Schon lange geistert mir diese kühne Überschreitung im Kopf herum. Viele haben mir davon abgeraten . Es wäre “nicht lohnend” und “koste nur unnötig Nerven”. Doch ein Bericht im Forum Gipfeltreffen und eine Bildstrecke des “Genussbruchs” (übrigens ein grandioser Ausdruck) von Eddie haben mich nicht zur Ruhe kommen lassen. Pünktlich zu seinem 18. Geburtstag habe ich also Moritz  vorgeschlagen, einen Versuch zu starten. Der entschloss sich ohne Zögern seine gewonnene “erwachsene Reife” gleich wieder aufs Spiel zu setzen und so konnten wir Sonntag Nachmittag die Reise nach Admont starten.
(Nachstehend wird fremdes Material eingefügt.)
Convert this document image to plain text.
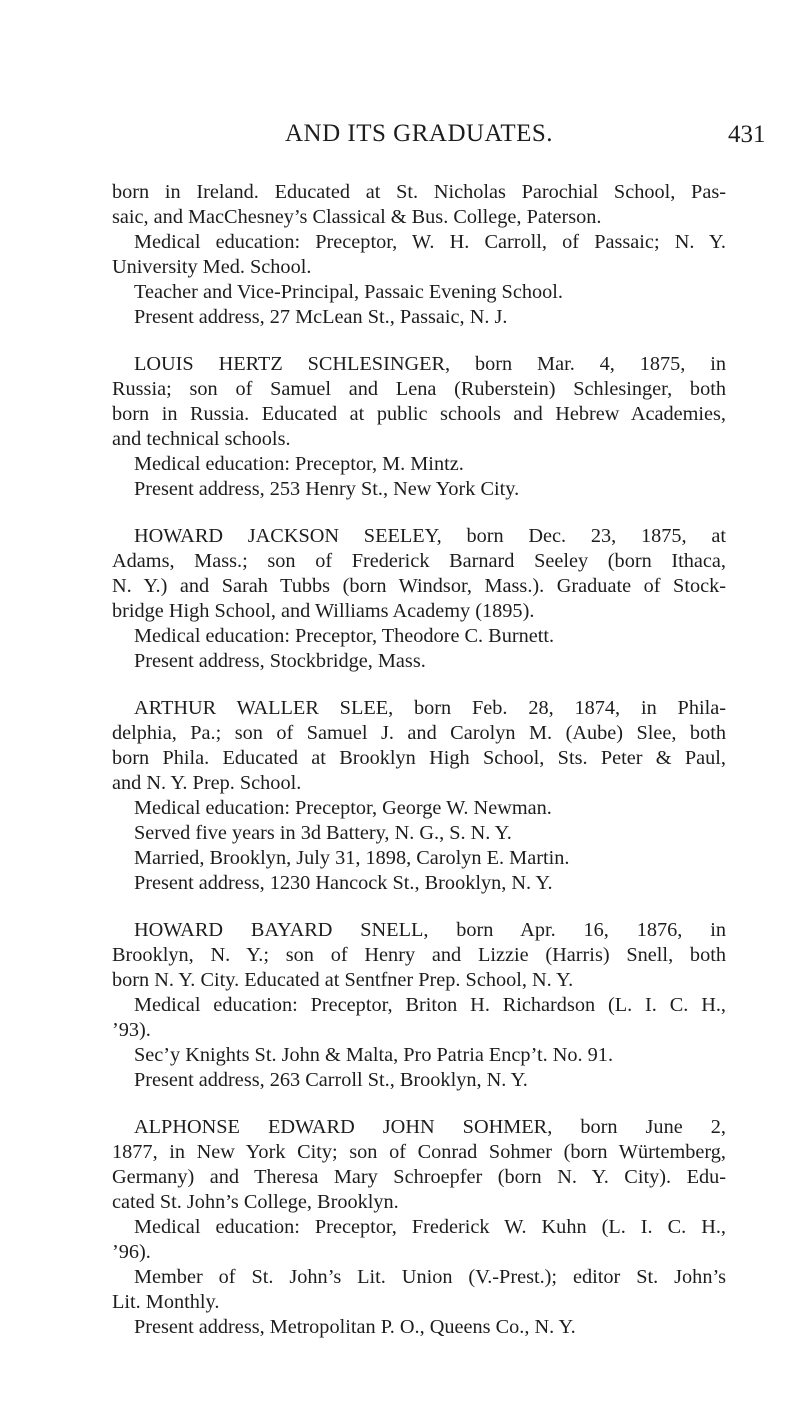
AND ITS GRADUATES.	431
born in Ireland. Educated at St. Nicholas Parochial School, Pas-
saic, and MacChesney’s Classical & Bus. College, Paterson.
Medical education: Preceptor, W. H. Carroll, of Passaic; N. Y.
University Med. School.
Teacher and Vice-Principal, Passaic Evening School.
Present address, 27 McLean St., Passaic, N. J.
LOUIS HERTZ SCHLESINGER, born Mar. 4, 1875, in
Russia; son of Samuel and Lena (Ruberstein) Schlesinger, both
born in Russia. Educated at public schools and Hebrew Academies,
and technical schools.
Medical education: Preceptor, M. Mintz.
Present address, 253 Henry St., New York City.
HOWARD JACKSON SEELEY, born Dec. 23, 1875, at
Adams, Mass.; son of Frederick Barnard Seeley (born Ithaca,
N. Y.) and Sarah Tubbs (born Windsor, Mass.). Graduate of Stock-
bridge High School, and Williams Academy (1895).
Medical education: Preceptor, Theodore C. Burnett.
Present address, Stockbridge, Mass.
ARTHUR WALLER SLEE, born Feb. 28, 1874, in Phila-
delphia, Pa.; son of Samuel J. and Carolyn M. (Aube) Slee, both
born Phila. Educated at Brooklyn High School, Sts. Peter & Paul,
and N. Y. Prep. School.
Medical education: Preceptor, George W. Newman.
Served five years in 3d Battery, N. G., S. N. Y.
Married, Brooklyn, July 31, 1898, Carolyn E. Martin.
Present address, 1230 Hancock St., Brooklyn, N. Y.
HOWARD BAYARD SNELL, born Apr. 16, 1876, in
Brooklyn, N. Y.; son of Henry and Lizzie (Harris) Snell, both
born N. Y. City. Educated at Sentfner Prep. School, N. Y.
Medical education: Preceptor, Briton H. Richardson (L. I. C. H.,
’93).
Sec’y Knights St. John & Malta, Pro Patria Encp’t. No. 91.
Present address, 263 Carroll St., Brooklyn, N. Y.
ALPHONSE EDWARD JOHN SOHMER, born June 2,
1877, in New York City; son of Conrad Sohmer (born Würtemberg,
Germany) and Theresa Mary Schroepfer (born N. Y. City). Edu-
cated St. John’s College, Brooklyn.
Medical education: Preceptor, Frederick W. Kuhn (L. I. C. H.,
’96).
Member of St. John’s Lit. Union (V.-Prest.); editor St. John’s
Lit. Monthly.
Present address, Metropolitan P. O., Queens Co., N. Y.
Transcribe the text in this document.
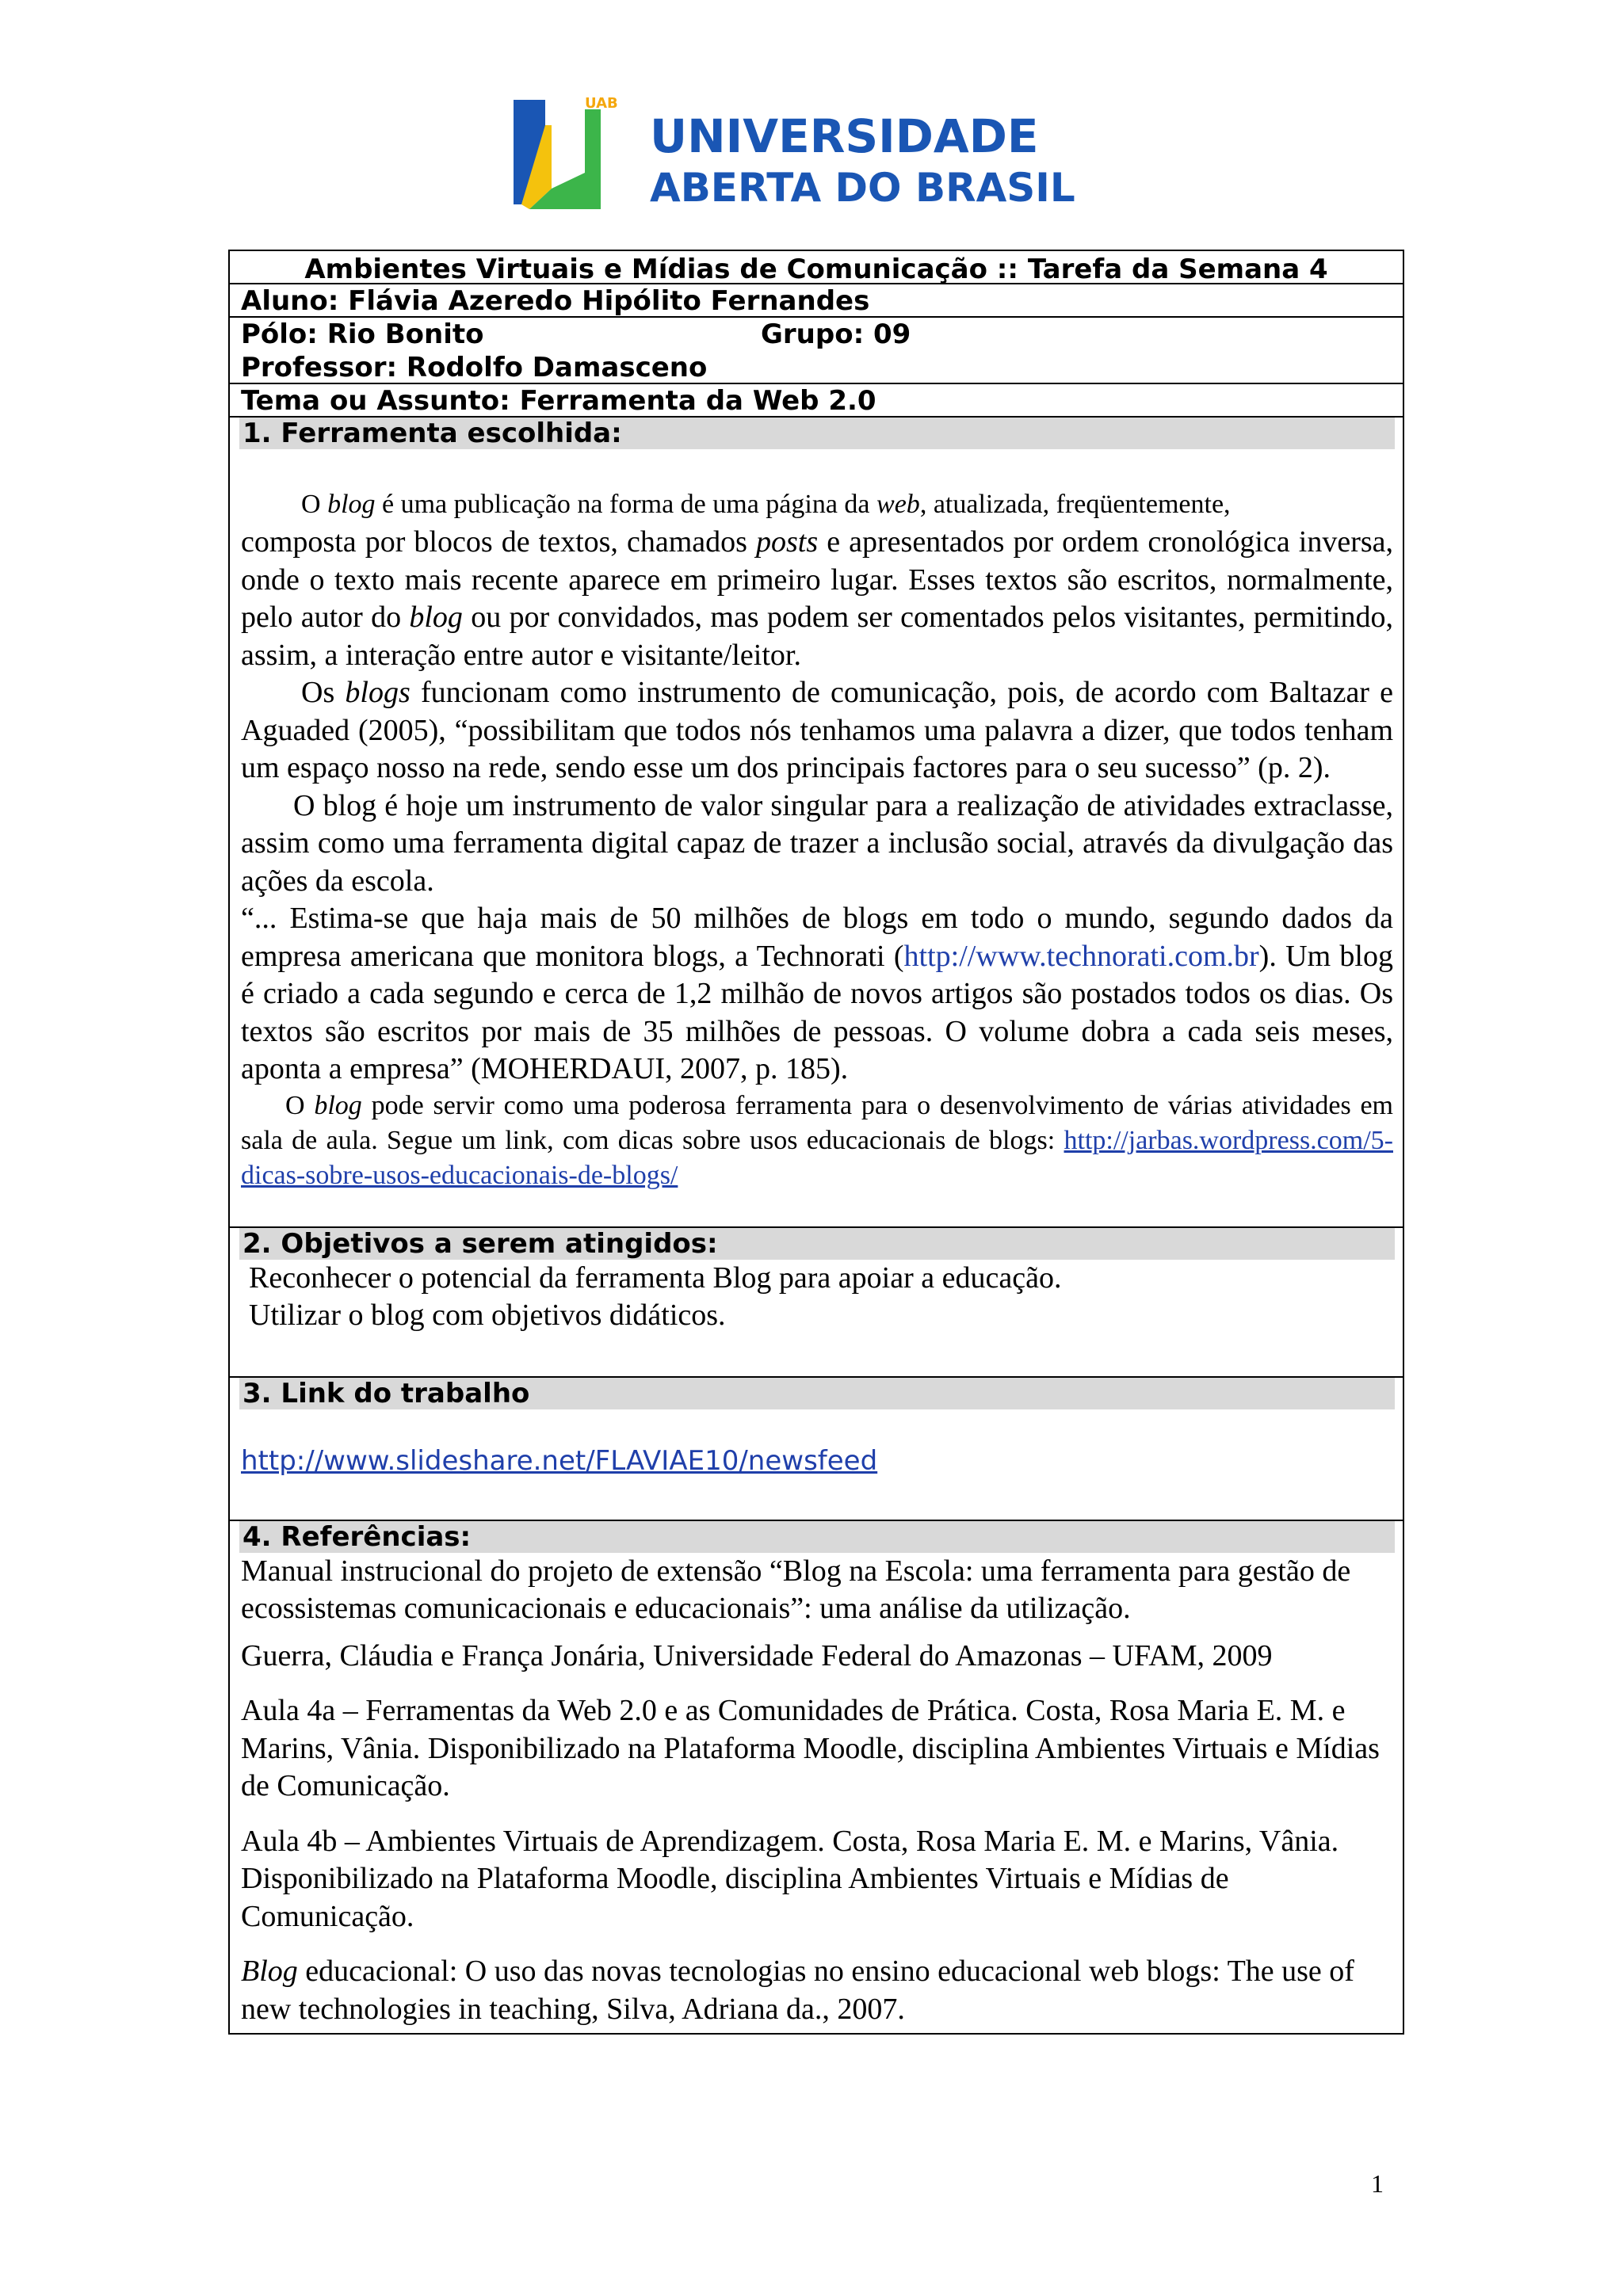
UAB
UNIVERSIDADE
ABERTA DO BRASIL
Ambientes Virtuais e Mídias de Comunicação :: Tarefa da Semana 4
Aluno: Flávia Azeredo Hipólito Fernandes
Pólo: Rio Bonito	Grupo: 09
Professor: Rodolfo Damasceno
Tema ou Assunto: Ferramenta da Web 2.0
1. Ferramenta escolhida:

O blog é uma publicação na forma de uma página da web, atualizada, freqüentemente,

composta por blocos de textos, chamados posts e apresentados por ordem cronológica inversa, onde o texto mais recente aparece em primeiro lugar. Esses textos são escritos, normalmente, pelo autor do blog ou por convidados, mas podem ser comentados pelos visitantes, permitindo, assim, a interação entre autor e visitante/leitor.

Os blogs funcionam como instrumento de comunicação, pois, de acordo com Baltazar e Aguaded (2005), “possibilitam que todos nós tenhamos uma palavra a dizer, que todos tenham um espaço nosso na rede, sendo esse um dos principais factores para o seu sucesso” (p. 2).

O blog é hoje um instrumento de valor singular para a realização de atividades extraclasse, assim como uma ferramenta digital capaz de trazer a inclusão social, através da divulgação das ações da escola.

“... Estima-se que haja mais de 50 milhões de blogs em todo o mundo, segundo dados da empresa americana que monitora blogs, a Technorati (http://www.technorati.com.br). Um blog é criado a cada segundo e cerca de 1,2 milhão de novos artigos são postados todos os dias. Os textos são escritos por mais de 35 milhões de pessoas. O volume dobra a cada seis meses, aponta a empresa” (MOHERDAUI, 2007, p. 185).

O blog pode servir como uma poderosa ferramenta para o desenvolvimento de várias atividades em sala de aula. Segue um link, com dicas sobre usos educacionais de blogs: http://jarbas.wordpress.com/5-dicas-sobre-usos-educacionais-de-blogs/

2. Objetivos a serem atingidos:

Reconhecer o potencial da ferramenta Blog para apoiar a educação.

Utilizar o blog com objetivos didáticos.

3. Link do trabalho
http://www.slideshare.net/FLAVIAE10/newsfeed
4. Referências:

Manual instrucional do projeto de extensão “Blog na Escola: uma ferramenta para gestão de ecossistemas comunicacionais e educacionais”: uma análise da utilização.

Guerra, Cláudia e França Jonária, Universidade Federal do Amazonas – UFAM, 2009

Aula 4a – Ferramentas da Web 2.0 e as Comunidades de Prática. Costa, Rosa Maria E. M. e Marins, Vânia. Disponibilizado na Plataforma Moodle, disciplina Ambientes Virtuais e Mídias de Comunicação.

Aula 4b – Ambientes Virtuais de Aprendizagem. Costa, Rosa Maria E. M. e Marins, Vânia. Disponibilizado na Plataforma Moodle, disciplina Ambientes Virtuais e Mídias de Comunicação.

Blog educacional: O uso das novas tecnologias no ensino educacional web blogs: The use of new technologies in teaching, Silva, Adriana da., 2007.

1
Beim Aufstieg zum Admonter Haus, unserem heutigen Quartier, bessert sich das Wetter und wir freuen uns auch am heutigen Abend noch auf den ein oder anderen Gipfel hüpfen zu können. Zum Aufwärmen für den kommenden Gewalthatscher, besuchen wir den Grabnerstein und erklettern über den teils doch recht brüchigen Grat (Ja, sie stehen wohl nicht mehr lange, die geliebten Mauern) die Admonter Warte, wo uns ein super Sonnenuntergang noch einmal den Abend verschönert.

Es ist schön ausgesetzt und Luftig – Jaaaaa Maannnnnn! 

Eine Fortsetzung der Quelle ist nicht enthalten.